West Oʻahu's waterfront playground Wai Kai is about to double as a national stage. On Saturday, July 11 at 4 p.m., the recreation hub will host an Olympic surfing qualifier, with its Wai Kai Surf League Contest helping determine who wears the red, white, and blue for Team USA.
The open men's and open women's divisions at the contest are the ones that really count here. Their winners will not only punch their ticket onto Team USA, but also score an all-expenses-paid trip to the Continental Surf Cup in Washington state over the Labor Day weekend. The event sets the tone for a busy few weeks at Wai Kai, which will also host the Honua Finals opening ceremony on Wednesday, July 22 ahead of the World Cup of Interscholastic Surfing later in the month.
What’s at stake
According to Hawaii News Now, the Wai Kai Surf League Contest kicks off Saturday, July 11 at 4 p.m., but only the open men's and open women's divisions will serve as official Team USA qualifying heats.

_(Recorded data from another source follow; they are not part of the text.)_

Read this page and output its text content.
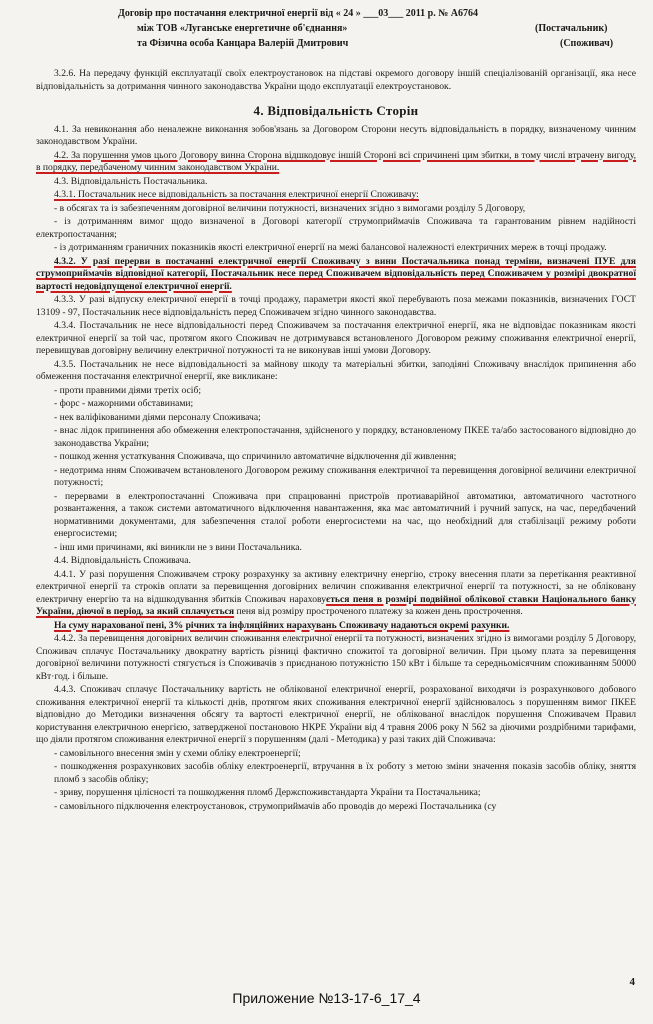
Договір про постачання електричної енергії від « 24 » ___03___ 2011 р. № А6764
між ТОВ «Луганське енергетичне об'єднання»	(Постачальник)
та Фізична особа Канцара Валерій Дмитрович	(Споживач)

3.2.6. На передачу функцій експлуатації своїх електроустановок на підставі окремого договору іншій спеціалізованій організації, яка несе відповідальність за дотримання чинного законодавства України щодо експлуатації електроустановок.

4. Відповідальність Сторін

4.1. За невиконання або неналежне виконання зобов'язань за Договором Сторони несуть відповідальність в порядку, визначеному чинним законодавством України.

4.2. За порушення умов цього Договору винна Сторона відшкодовує іншій Стороні всі спричинені цим збитки, в тому числі втрачену вигоду, в порядку, передбаченому чинним законодавством України.

4.3. Відповідальність Постачальника.

4.3.1. Постачальник несе відповідальність за постачання електричної енергії Споживачу:

- в обсягах та із забезпеченням договірної величини потужності, визначених згідно з вимогами розділу 5 Договору,

- із дотриманням вимог щодо визначеної в Договорі категорії струмоприймачів Споживача та гарантованим рівнем надійності електропостачання;

- із дотриманням граничних показників якості електричної енергії на межі балансової належності електричних мереж в точці продажу.

4.3.2. У разі перерви в постачанні електричної енергії Споживачу з вини Постачальника понад терміни, визначені ПУЕ для струмоприймачів відповідної категорії, Постачальник несе перед Споживачем відповідальність перед Споживачем у розмірі двократної вартості недовідпущеної електричної енергії.

4.3.3. У разі відпуску електричної енергії в точці продажу, параметри якості якої перебувають поза межами показників, визначених ГОСТ 13109 - 97, Постачальник несе відповідальність перед Споживачем згідно чинного законодавства.

4.3.4. Постачальник не несе відповідальності перед Споживачем за постачання електричної енергії, яка не відповідає показникам якості електричної енергії за той час, протягом якого Споживач не дотримувався встановленого Договором режиму споживання електричної енергії, перевищував договірну величину електричної потужності та не виконував інші умови Договору.

4.3.5. Постачальник не несе відповідальності за майнову шкоду та матеріальні збитки, заподіяні Споживачу внаслідок припинення або обмеження постачання електричної енергії, яке викликане:

- проти правними діями третіх осіб;

- форс - мажорними обставинами;

- нек валіфікованими діями персоналу Споживача;

- внас лідок припинення або обмеження електропостачання, здійсненого у порядку, встановленому ПКЕЕ та/або застосованого відповідно до законодавства України;

- пошкод ження устаткування Споживача, що спричинило автоматичне відключення дії живлення;

- недотрима нням Споживачем встановленого Договором режиму споживання електричної та перевищення договірної величини електричної потужності;

- перервами в електропостачанні Споживача при спрацюванні пристроїв протиаварійної автоматики, автоматичного частотного розвантаження, а також системи автоматичного відключення навантаження, яка має автоматичний і ручний запуск, на час, передбачений нормативними документами, для забезпечення сталої роботи енергосистеми на час, що необхідний для стабілізації режиму роботи енергосистеми;

- інш ими причинами, які виникли не з вини Постачальника.

4.4. Відповідальність Споживача.

4.4.1. У разі порушення Споживачем строку розрахунку за активну електричну енергію, строку внесення плати за перетікання реактивної електричної енергії та строків оплати за перевищення договірних величин споживання електричної енергії та потужності, за не обліковану електричну енергію та на відшкодування збитків Споживач нараховується пеня в розмірі подвійної облікової ставки Національного банку України, діючої в період, за який сплачується пеня від розміру простроченого платежу за кожен день прострочення.

На суму нарахованої пені, 3% річних та інфляційних нарахувань Споживачу надаються окремі рахунки.

4.4.2. За перевищення договірних величин споживання електричної енергії та потужності, визначених згідно із вимогами розділу 5 Договору, Споживач сплачує Постачальнику двократну вартість різниці фактично спожитої та договірної величин. При цьому плата за перевищення договірної величини потужності стягується із Споживачів з приєднаною потужністю 150 кВт і більше та середньомісячним споживанням 50000 кВт·год. і більше.

4.4.3. Споживач сплачує Постачальнику вартість не облікованої електричної енергії, розрахованої виходячи із розрахункового добового споживання електричної енергії та кількості днів, протягом яких споживання електричної енергії здійснювалось з порушенням вимог ПКЕЕ відповідно до Методики визначення обсягу та вартості електричної енергії, не облікованої внаслідок порушення Споживачем Правил користування електричною енергією, затвердженої постановою НКРЕ України від 4 травня 2006 року N 562 за діючими роздрібними тарифами, що діяли протягом споживання електричної енергії з порушенням (далі - Методика) у разі таких дій Споживача:

- самовільного внесення змін у схеми обліку електроенергії;

- пошкодження розрахункових засобів обліку електроенергії, втручання в їх роботу з метою зміни значення показів засобів обліку, зняття пломб з засобів обліку;

- зриву, порушення цілісності та пошкодження пломб Держспоживстандарта України та Постачальника;

- самовільного підключення електроустановок, струмоприймачів або проводів до мережі Постачальника (су

4
Приложение №13-17-6_17_4
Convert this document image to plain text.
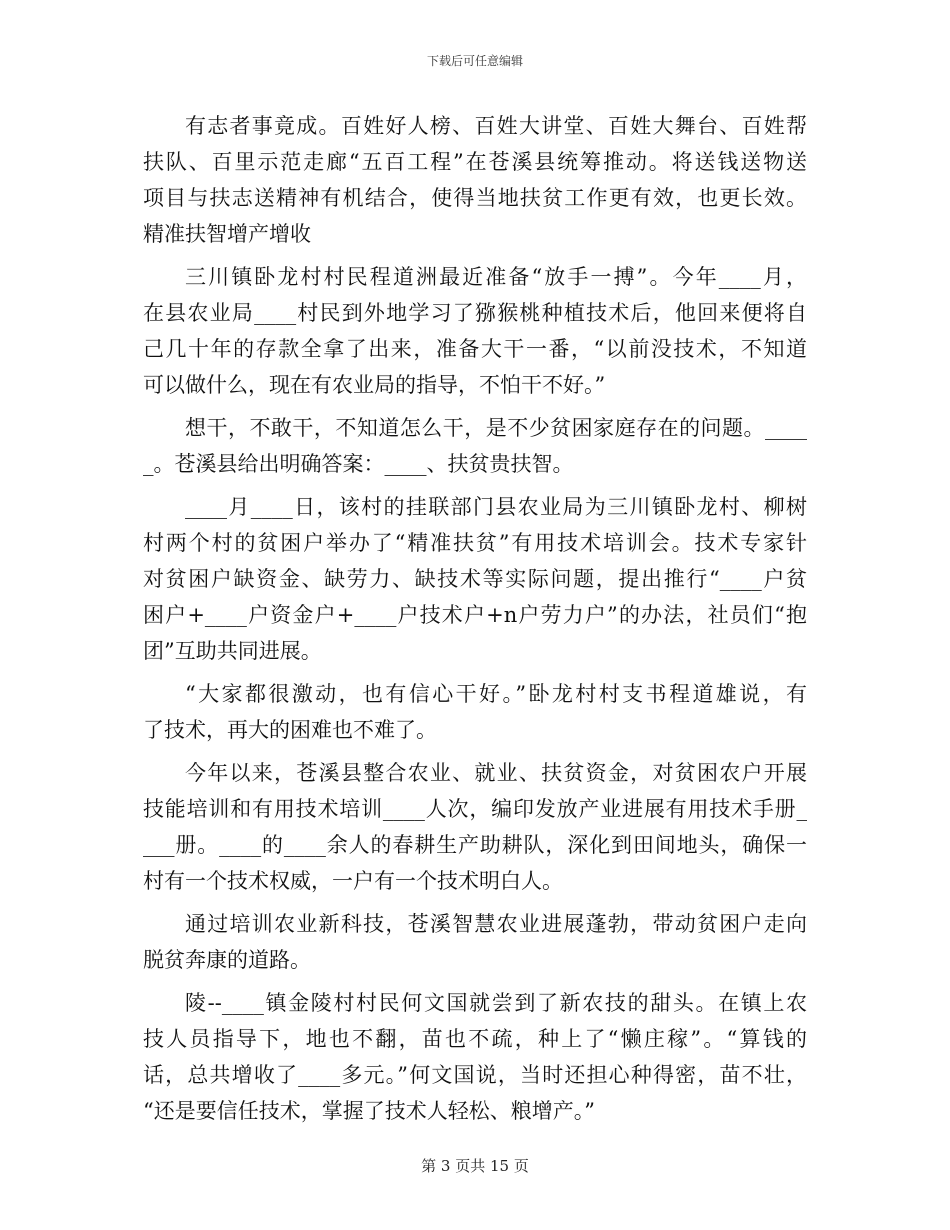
下载后可任意编辑
有志者事竟成。百姓好人榜、百姓大讲堂、百姓大舞台、百姓帮
扶队、百里示范走廊“五百工程”在苍溪县统筹推动。将送钱送物送
项目与扶志送精神有机结合，使得当地扶贫工作更有效，也更长效。
精准扶智增产增收
三川镇卧龙村村民程道洲最近准备“放手一搏”。今年____月，
在县农业局____村民到外地学习了猕猴桃种植技术后，他回来便将自
己几十年的存款全拿了出来，准备大干一番，“以前没技术，不知道
可以做什么，现在有农业局的指导，不怕干不好。”
想干，不敢干，不知道怎么干，是不少贫困家庭存在的问题。____
_。苍溪县给出明确答案：____、扶贫贵扶智。
____月____日，该村的挂联部门县农业局为三川镇卧龙村、柳树
村两个村的贫困户举办了“精准扶贫”有用技术培训会。技术专家针
对贫困户缺资金、缺劳力、缺技术等实际问题，提出推行“____户贫
困户+____户资金户+____户技术户+n户劳力户”的办法，社员们“抱
团”互助共同进展。
“大家都很激动，也有信心干好。”卧龙村村支书程道雄说，有
了技术，再大的困难也不难了。
今年以来，苍溪县整合农业、就业、扶贫资金，对贫困农户开展
技能培训和有用技术培训____人次，编印发放产业进展有用技术手册_
___册。____的____余人的春耕生产助耕队，深化到田间地头，确保一
村有一个技术权威，一户有一个技术明白人。
通过培训农业新科技，苍溪智慧农业进展蓬勃，带动贫困户走向
脱贫奔康的道路。
陵--____镇金陵村村民何文国就尝到了新农技的甜头。在镇上农
技人员指导下，地也不翻，苗也不疏，种上了“懒庄稼”。“算钱的
话，总共增收了____多元。”何文国说，当时还担心种得密，苗不壮，
“还是要信任技术，掌握了技术人轻松、粮增产。”
第 3 页共 15 页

Everyone else will still get bragging rights, just not the Olympic pathway.
"We're excited to host a competition that not only showcases talent but also provides a pathway for advancement in the sport," Adam Muller, Wai Kai's director of guest experience and local promotions, said. Translation for local surfers: this is one of those rare home-turf days when a solid heat can reroute your entire competitive career.

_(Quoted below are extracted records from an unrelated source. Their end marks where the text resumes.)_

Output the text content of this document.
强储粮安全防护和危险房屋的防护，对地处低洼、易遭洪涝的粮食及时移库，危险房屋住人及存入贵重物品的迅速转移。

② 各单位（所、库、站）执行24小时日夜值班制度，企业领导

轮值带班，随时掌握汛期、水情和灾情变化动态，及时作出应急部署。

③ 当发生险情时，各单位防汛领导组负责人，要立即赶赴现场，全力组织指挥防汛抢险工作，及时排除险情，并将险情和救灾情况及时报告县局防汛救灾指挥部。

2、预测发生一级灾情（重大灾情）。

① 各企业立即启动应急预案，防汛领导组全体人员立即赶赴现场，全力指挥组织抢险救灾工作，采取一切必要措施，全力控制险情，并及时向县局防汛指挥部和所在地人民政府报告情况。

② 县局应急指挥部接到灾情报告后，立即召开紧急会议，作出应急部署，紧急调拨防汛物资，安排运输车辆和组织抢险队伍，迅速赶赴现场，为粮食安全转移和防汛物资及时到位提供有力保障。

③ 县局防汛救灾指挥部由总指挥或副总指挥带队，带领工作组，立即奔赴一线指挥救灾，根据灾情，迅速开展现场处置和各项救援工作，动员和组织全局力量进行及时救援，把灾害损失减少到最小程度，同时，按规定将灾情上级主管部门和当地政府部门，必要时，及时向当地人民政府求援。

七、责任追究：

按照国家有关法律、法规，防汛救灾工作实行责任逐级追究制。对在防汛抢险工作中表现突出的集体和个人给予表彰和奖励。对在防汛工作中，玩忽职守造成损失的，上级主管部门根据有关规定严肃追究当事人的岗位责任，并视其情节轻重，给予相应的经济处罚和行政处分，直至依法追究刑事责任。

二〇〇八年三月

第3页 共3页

Honua Finals and the student-athlete spotlight
The Honua Finals, billed as the World Cup of Interscholastic Surfing, will bring a second wave of action to Wai Kai later in July. Its opening ceremony is set for July 22 at Wai Kai, with finals scheduled for Ala Moana Bowls from July 23-26, according to Honua Finals and the state's tourism calendar.

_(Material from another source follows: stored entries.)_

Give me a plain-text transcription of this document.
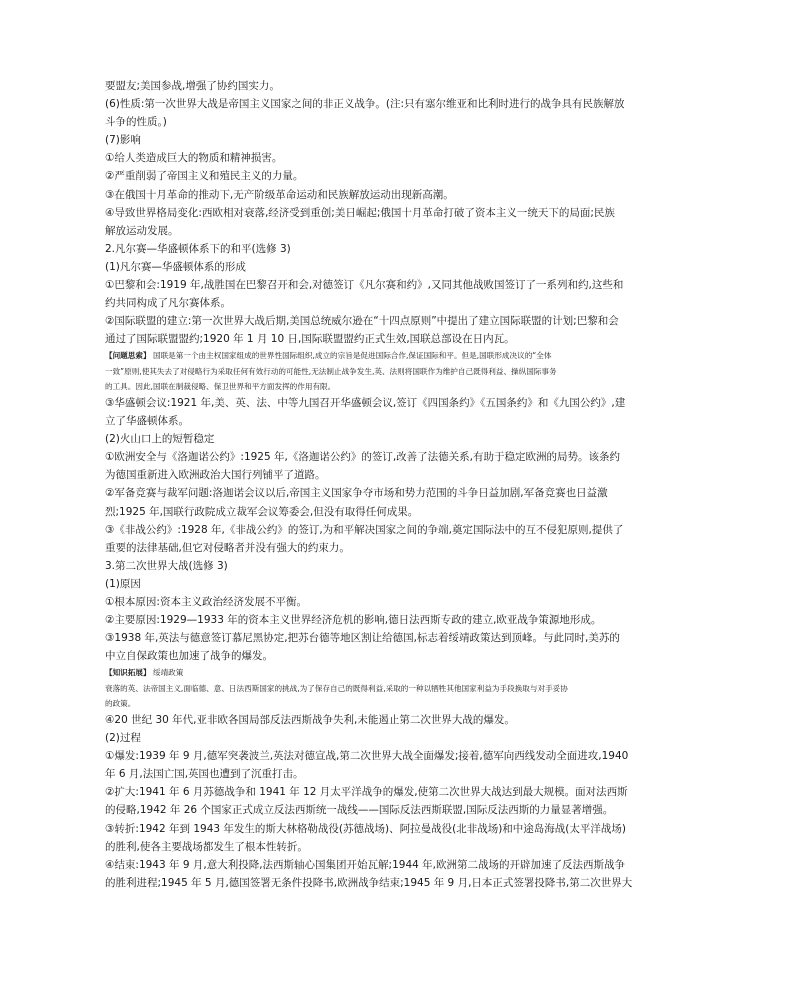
要盟友;美国参战,增强了协约国实力。
(6)性质:第一次世界大战是帝国主义国家之间的非正义战争。(注:只有塞尔维亚和比利时进行的战争具有民族解放
斗争的性质。)
(7)影响
①给人类造成巨大的物质和精神损害。
②严重削弱了帝国主义和殖民主义的力量。
③在俄国十月革命的推动下,无产阶级革命运动和民族解放运动出现新高潮。
④导致世界格局变化:西欧相对衰落,经济受到重创;美日崛起;俄国十月革命打破了资本主义一统天下的局面;民族
解放运动发展。
2.凡尔赛—华盛顿体系下的和平(选修 3)
(1)凡尔赛—华盛顿体系的形成
①巴黎和会:1919 年,战胜国在巴黎召开和会,对德签订《凡尔赛和约》,又同其他战败国签订了一系列和约,这些和
约共同构成了凡尔赛体系。
②国际联盟的建立:第一次世界大战后期,美国总统威尔逊在“十四点原则”中提出了建立国际联盟的计划;巴黎和会
通过了国际联盟盟约;1920 年 1 月 10 日,国际联盟盟约正式生效,国联总部设在日内瓦。
【问题思索】 国联是第一个由主权国家组成的世界性国际组织,成立的宗旨是促进国际合作,保证国际和平。但是,国联形成决议的“全体
一致”原则,使其失去了对侵略行为采取任何有效行动的可能性,无法制止战争发生,英、法则将国联作为维护自己既得利益、操纵国际事务
的工具。因此,国联在制裁侵略、保卫世界和平方面发挥的作用有限。
③华盛顿会议:1921 年,美、英、法、中等九国召开华盛顿会议,签订《四国条约》《五国条约》和《九国公约》,建
立了华盛顿体系。
(2)火山口上的短暂稳定
①欧洲安全与《洛迦诺公约》:1925 年,《洛迦诺公约》的签订,改善了法德关系,有助于稳定欧洲的局势。该条约
为德国重新进入欧洲政治大国行列铺平了道路。
②军备竞赛与裁军问题:洛迦诺会议以后,帝国主义国家争夺市场和势力范围的斗争日益加剧,军备竞赛也日益激
烈;1925 年,国联行政院成立裁军会议筹委会,但没有取得任何成果。
③《非战公约》:1928 年,《非战公约》的签订,为和平解决国家之间的争端,奠定国际法中的互不侵犯原则,提供了
重要的法律基础,但它对侵略者并没有强大的约束力。
3.第二次世界大战(选修 3)
(1)原因
①根本原因:资本主义政治经济发展不平衡。
②主要原因:1929—1933 年的资本主义世界经济危机的影响,德日法西斯专政的建立,欧亚战争策源地形成。
③1938 年,英法与德意签订慕尼黑协定,把苏台德等地区割让给德国,标志着绥靖政策达到顶峰。与此同时,美苏的
中立自保政策也加速了战争的爆发。
【知识拓展】 绥靖政策
衰落的英、法帝国主义,面临德、意、日法西斯国家的挑战,为了保存自己的既得利益,采取的一种以牺牲其他国家利益为手段换取与对手妥协
的政策。
④20 世纪 30 年代,亚非欧各国局部反法西斯战争失利,未能遏止第二次世界大战的爆发。
(2)过程
①爆发:1939 年 9 月,德军突袭波兰,英法对德宣战,第二次世界大战全面爆发;接着,德军向西线发动全面进攻,1940
年 6 月,法国亡国,英国也遭到了沉重打击。
②扩大:1941 年 6 月苏德战争和 1941 年 12 月太平洋战争的爆发,使第二次世界大战达到最大规模。面对法西斯
的侵略,1942 年 26 个国家正式成立反法西斯统一战线——国际反法西斯联盟,国际反法西斯的力量显著增强。
③转折:1942 年到 1943 年发生的斯大林格勒战役(苏德战场)、阿拉曼战役(北非战场)和中途岛海战(太平洋战场)
的胜利,使各主要战场都发生了根本性转折。
④结束:1943 年 9 月,意大利投降,法西斯轴心国集团开始瓦解;1944 年,欧洲第二战场的开辟加速了反法西斯战争
的胜利进程;1945 年 5 月,德国签署无条件投降书,欧洲战争结束;1945 年 9 月,日本正式签署投降书,第二次世界大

Organizers describe the Honua Finals as an invitational that gathers elite high school teams from around the globe. That means the Wai Kai welcome event is deliberately timed to funnel both local and international student-athletes into Honolulu that week, turning the shoreline into a meet-and-greet for the next generation of surf talent.
Winners head to Lakeside Surf
For the winners of the open men's and open women's divisions, the journey continues on the mainland. They will be sent to the Continental Surf Cup at Lakeside Surf in Chelan, Washington, later in the season.
Lakeside Surf is a rapid-wave surf park that has already hosted regional competitions, and local coverage notes the venue's address and programming details, according to WavePoolMag. Inland wave parks like this are playing a bigger role in modern competition, stitching together a circuit that moves between natural breaks and engineered waves.
Why it matters locally
For Hawaii athletes, qualifiers at neighborhood facilities such as Wai Kai are a crucial, and more accessible, bridge to national teams and Olympic consideration. The Hawaii High School Athletic Association recently expanded its surfing state championship after the sport was sanctioned statewide, signaling stronger institutional backing and clearer lanes for student-athletes, per HHSAA.
With the Los Angeles Olympics scheduled for July 14-30, 2028, the Wai Kai qualifier is one of the early, concrete steps on the long road to LA, according to the official LA28 Games plan. For a few surfers paddling out in West Oʻahu on July 11, that road effectively starts in a local lineup, under hometown eyes.